Effect of mechanical activation on the structural, morphological and textural properties of synthetic high-charge micas

Abstract

Dry grinding is an effective method for mechanically activating clay minerals to enhance their efficiency in various material applications. This is achieved by increasing the number of exposed active sites and the overall surface area through particle size reduction. Nevertheless, this method frequently results in a reduction of crystallinity or alterations in the structure of the clay material. In this context, trioctahedral clays with a high aluminum content exhibit greater structural resistance to degradation. Thus, this work aimed to employ dry grinding as an effective top-down nano-sintering method to obtain nano-clays from the high-charge mica family. High-charge micas are a group of trioctahedral synthetic micas with aluminum in the tetrahedral layer, widely studied because of their interesting adsorption properties. The novelty of this work laid in demonstrating that dry grinding can effectively reduce the particle size of high-charge micas to the nanoscale while preserving their structural integrity, representing a significant advancement in the controlled mechanical activation of trioctahedral clays without inducing amorphization. To reduce the risk of amorphization, gentle milling conditions were applied using a planetary ball mill.
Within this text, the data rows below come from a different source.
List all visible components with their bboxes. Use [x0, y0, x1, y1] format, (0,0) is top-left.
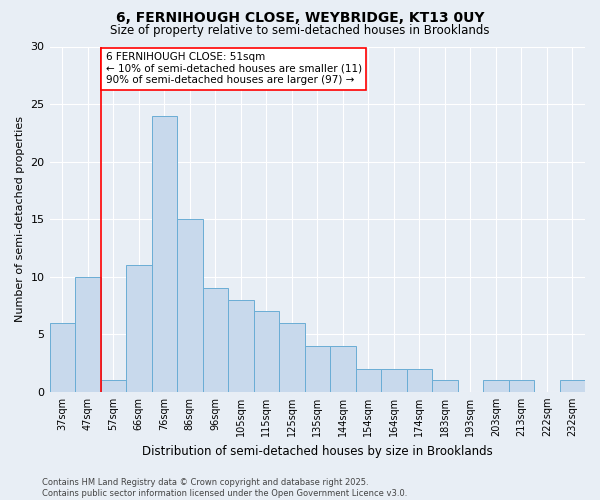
Bar — [75, 276, 101, 392]
X-axis label: Distribution of semi-detached houses by size in Brooklands: Distribution of semi-detached houses by … — [142, 444, 493, 458]
Bar — [279, 322, 305, 392]
Bar — [432, 380, 458, 392]
Bar — [509, 380, 534, 392]
Bar — [305, 346, 330, 392]
Bar — [50, 322, 75, 392]
Bar — [203, 288, 228, 392]
Bar — [560, 380, 585, 392]
Bar — [101, 380, 126, 392]
Text: 6 FERNIHOUGH CLOSE: 51sqm
← 10% of semi-detached houses are smaller (11)
90% of : 6 FERNIHOUGH CLOSE: 51sqm ← 10% of semi-… — [106, 52, 362, 86]
Bar — [356, 369, 381, 392]
Bar — [381, 369, 407, 392]
Bar — [407, 369, 432, 392]
Text: 6, FERNIHOUGH CLOSE, WEYBRIDGE, KT13 0UY: 6, FERNIHOUGH CLOSE, WEYBRIDGE, KT13 0UY — [116, 11, 484, 25]
Text: Contains HM Land Registry data © Crown copyright and database right 2025.
Contai: Contains HM Land Registry data © Crown c… — [42, 478, 407, 498]
Bar — [330, 346, 356, 392]
Bar — [152, 116, 177, 392]
Bar — [254, 311, 279, 392]
Bar — [126, 265, 152, 392]
Bar — [228, 300, 254, 392]
Bar — [483, 380, 509, 392]
Bar — [177, 219, 203, 392]
Y-axis label: Number of semi-detached properties: Number of semi-detached properties — [15, 116, 25, 322]
Text: Size of property relative to semi-detached houses in Brooklands: Size of property relative to semi-detach… — [110, 24, 490, 37]
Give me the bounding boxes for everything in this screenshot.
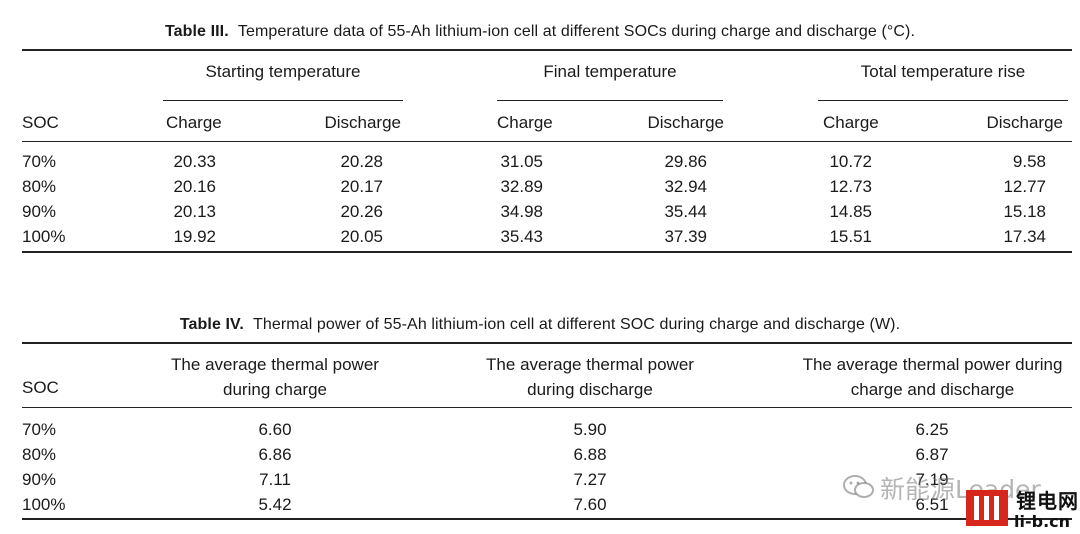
table4-cell: 6.87 — [915, 445, 949, 464]
table4-header-line: The average thermal power during — [802, 355, 1063, 374]
table3-cell: 20.13 — [173, 202, 216, 221]
table3-subheader: Charge — [823, 113, 879, 132]
table3-cell: 20.05 — [340, 227, 383, 246]
table3-subheader: Discharge — [986, 113, 1063, 132]
table4-cell: 7.27 — [573, 470, 607, 489]
table4-soc: 100% — [22, 495, 66, 514]
table3-soc: 70% — [22, 152, 57, 171]
table4-cell: 7.11 — [259, 470, 291, 489]
table3-soc: 100% — [22, 227, 66, 246]
table3-cell: 32.94 — [664, 177, 707, 196]
table3-soc: 80% — [22, 177, 57, 196]
table3-soc: 90% — [22, 202, 57, 221]
table4-soc-header: SOC — [22, 378, 59, 397]
table4-cell: 7.19 — [915, 470, 949, 489]
table3-cell: 12.77 — [1003, 177, 1046, 196]
table3-cell: 34.98 — [500, 202, 543, 221]
table4-soc: 90% — [22, 470, 57, 489]
wechat-icon — [843, 475, 874, 498]
table4-soc: 70% — [22, 420, 57, 439]
table3-subheader: Charge — [497, 113, 553, 132]
table4-cell: 6.25 — [915, 420, 949, 439]
table4-header-line: charge and discharge — [850, 380, 1015, 399]
table3-cell: 31.05 — [500, 152, 543, 171]
table4-header-rule — [22, 407, 1072, 408]
table4-cell: 6.60 — [258, 420, 292, 439]
table3-cell: 15.18 — [1003, 202, 1046, 221]
table4-cell: 6.86 — [258, 445, 292, 464]
table4-cell: 6.51 — [915, 495, 949, 514]
table3-cell: 20.16 — [173, 177, 216, 196]
table4-header-line: during charge — [223, 380, 327, 399]
table3-group-rule — [497, 100, 723, 101]
table3-cell: 10.72 — [829, 152, 872, 171]
logo-name: 锂电网 — [1016, 489, 1079, 513]
table3-cell: 12.73 — [829, 177, 872, 196]
table4-header-line: The average thermal power — [486, 355, 694, 374]
table3-caption-label: Table III. — [164, 23, 229, 40]
table3-header-rule — [22, 141, 1072, 142]
table3-cell: 15.51 — [829, 227, 872, 246]
table3-bottom-rule — [22, 251, 1072, 253]
table4-header-line: during discharge — [527, 380, 653, 399]
table3-subheader: Discharge — [647, 113, 724, 132]
table3-cell: 35.44 — [664, 202, 707, 221]
table3-soc-header: SOC — [22, 113, 59, 132]
table3-cell: 20.26 — [340, 202, 383, 221]
table3-group-rule — [163, 100, 403, 101]
table3-cell: 19.92 — [173, 227, 216, 246]
table3-caption: Table III. Temperature data of 55-Ah lit… — [0, 23, 1080, 41]
table3-cell: 9.58 — [1012, 152, 1046, 171]
table3-group-header: Starting temperature — [205, 62, 361, 81]
table4-top-rule — [22, 342, 1072, 344]
table3-caption-text: Temperature data of 55-Ah lithium-ion ce… — [237, 23, 916, 40]
table3-group-rule — [818, 100, 1068, 101]
table3-cell: 35.43 — [500, 227, 543, 246]
table3-top-rule — [22, 49, 1072, 51]
table4-cell: 7.60 — [573, 495, 607, 514]
table4-cell: 5.90 — [573, 420, 607, 439]
table3-cell: 20.28 — [340, 152, 383, 171]
table4-caption-text: Thermal power of 55-Ah lithium-ion cell … — [253, 316, 901, 333]
table4-cell: 5.42 — [258, 495, 292, 514]
table4-caption-label: Table IV. — [179, 316, 244, 333]
table3-subheader: Discharge — [324, 113, 401, 132]
table4-header: The average thermal power during charge … — [790, 352, 1075, 402]
table3-cell: 14.85 — [829, 202, 872, 221]
table3-cell: 37.39 — [664, 227, 707, 246]
table3-cell: 32.89 — [500, 177, 543, 196]
table3-cell: 20.33 — [173, 152, 216, 171]
logo-url: li-b.cn — [1014, 512, 1071, 531]
table3-cell: 17.34 — [1003, 227, 1046, 246]
table4-header: The average thermal power during charge — [140, 352, 410, 402]
table4-soc: 80% — [22, 445, 57, 464]
table3-cell: 20.17 — [340, 177, 383, 196]
table4-caption: Table IV. Thermal power of 55-Ah lithium… — [0, 316, 1080, 334]
table3-group-header: Total temperature rise — [860, 62, 1026, 81]
li-b-logo-icon — [966, 490, 1008, 526]
table4-header: The average thermal power during dischar… — [455, 352, 725, 402]
table3-group-header: Final temperature — [543, 62, 677, 81]
table4-bottom-rule — [22, 518, 1072, 520]
watermark-account: 新能源Leader — [880, 475, 1041, 504]
table4-header-line: The average thermal power — [171, 355, 379, 374]
table4-cell: 6.88 — [573, 445, 607, 464]
table3-cell: 29.86 — [664, 152, 707, 171]
table3-subheader: Charge — [166, 113, 222, 132]
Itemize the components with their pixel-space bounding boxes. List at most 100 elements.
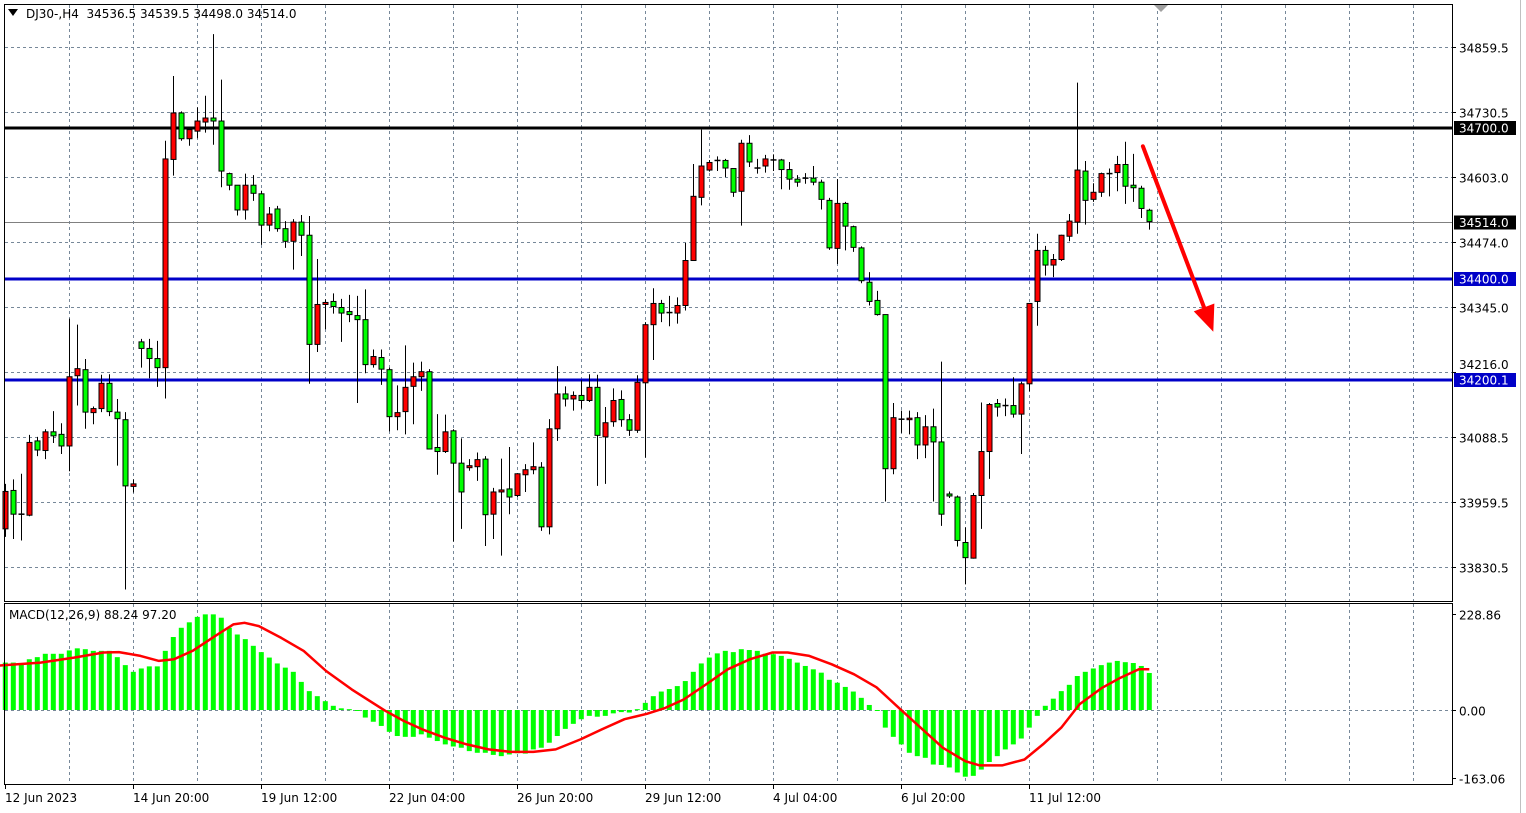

After 15 min of grinding at 500 rpm, a substantial reduction in particle size from microns to the nanoscale was obtained, while preserving the long and short-range order of the material. Moreover, despite prolonged grinding, an increase in external surface area was still evident, while the characteristic structural properties of micas remained intact. Montmorillonite, a natural clay mineral, was used as a reference for comparing the structural and textural properties under equivalent grinding conditions.